С какой удивительной легкостью можно поднять на руки взрослого мужчину, если этот мужчина критянин, а поднимает его минотавр!

Вскоре Эак уже был в постели, в руках он по-прежнему держал чашу. Эвностий подложил ему под голову подушку, чтобы удобнее было пить, и накрыл одеялом. Он помнил, как мама ухаживала за ним, когда у него болели копыта и горло – он заразился от кентаврят.

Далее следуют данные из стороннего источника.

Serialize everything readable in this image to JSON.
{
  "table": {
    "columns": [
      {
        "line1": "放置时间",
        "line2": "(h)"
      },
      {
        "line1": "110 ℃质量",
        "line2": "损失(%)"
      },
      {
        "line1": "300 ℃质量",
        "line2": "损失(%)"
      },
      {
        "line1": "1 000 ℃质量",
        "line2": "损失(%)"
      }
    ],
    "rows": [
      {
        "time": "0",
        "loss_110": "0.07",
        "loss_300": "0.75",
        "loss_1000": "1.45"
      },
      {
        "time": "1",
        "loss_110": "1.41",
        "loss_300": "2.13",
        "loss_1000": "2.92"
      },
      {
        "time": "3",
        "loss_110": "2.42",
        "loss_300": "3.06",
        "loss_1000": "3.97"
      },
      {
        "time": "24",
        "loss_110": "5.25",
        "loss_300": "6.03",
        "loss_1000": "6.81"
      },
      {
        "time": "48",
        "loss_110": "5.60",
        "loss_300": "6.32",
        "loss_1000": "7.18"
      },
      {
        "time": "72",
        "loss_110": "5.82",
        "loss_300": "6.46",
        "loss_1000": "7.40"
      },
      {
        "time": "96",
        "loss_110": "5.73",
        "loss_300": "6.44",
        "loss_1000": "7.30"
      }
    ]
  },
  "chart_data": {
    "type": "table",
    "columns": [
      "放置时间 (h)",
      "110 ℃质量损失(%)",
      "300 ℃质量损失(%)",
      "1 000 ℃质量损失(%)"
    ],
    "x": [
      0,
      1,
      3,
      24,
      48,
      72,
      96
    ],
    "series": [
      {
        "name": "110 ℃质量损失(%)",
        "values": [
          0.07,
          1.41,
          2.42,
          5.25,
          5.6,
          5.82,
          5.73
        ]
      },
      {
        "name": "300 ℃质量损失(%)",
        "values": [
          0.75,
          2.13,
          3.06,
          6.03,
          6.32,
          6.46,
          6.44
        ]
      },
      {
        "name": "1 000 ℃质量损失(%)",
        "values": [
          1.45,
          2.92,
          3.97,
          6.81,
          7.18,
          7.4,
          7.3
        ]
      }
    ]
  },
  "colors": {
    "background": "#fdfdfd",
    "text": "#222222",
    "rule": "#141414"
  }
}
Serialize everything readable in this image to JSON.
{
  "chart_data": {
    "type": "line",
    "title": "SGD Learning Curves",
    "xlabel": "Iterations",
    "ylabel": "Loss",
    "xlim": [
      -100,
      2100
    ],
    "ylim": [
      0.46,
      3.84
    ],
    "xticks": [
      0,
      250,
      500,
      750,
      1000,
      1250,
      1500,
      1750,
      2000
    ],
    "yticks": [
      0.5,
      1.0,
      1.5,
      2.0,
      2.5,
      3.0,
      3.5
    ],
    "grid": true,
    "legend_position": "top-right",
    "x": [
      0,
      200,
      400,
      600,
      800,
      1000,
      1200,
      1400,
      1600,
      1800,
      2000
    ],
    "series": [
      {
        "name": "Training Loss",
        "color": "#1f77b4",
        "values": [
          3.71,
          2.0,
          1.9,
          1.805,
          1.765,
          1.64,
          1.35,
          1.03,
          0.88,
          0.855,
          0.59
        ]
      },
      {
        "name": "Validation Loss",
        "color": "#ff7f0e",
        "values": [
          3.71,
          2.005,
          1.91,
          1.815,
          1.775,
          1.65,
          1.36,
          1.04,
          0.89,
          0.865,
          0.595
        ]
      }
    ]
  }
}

– Что-нибудь еще нужно? Поесть? Почитать? Я могу дать «Стук копыт в Вавилоне», «Опрометчивость дриады», «Песни кентавров».

– Можно мне почитать твои стихи?

– Я еще не собрал их вместе. Я хотел составить небольшой свиток из стихов, посвященных Коре, но пока они на отдельных пальмовых листах.

– Тогда ничего не нужно. Я просто полежу и полюбуюсь твоим домом. Ты назвал этот напиток чаем? У нас в Кноссе такого нет. Есть пиво, вино, а чая нет.

– Кентавры научились его заваривать, когда были у желтокожих людей.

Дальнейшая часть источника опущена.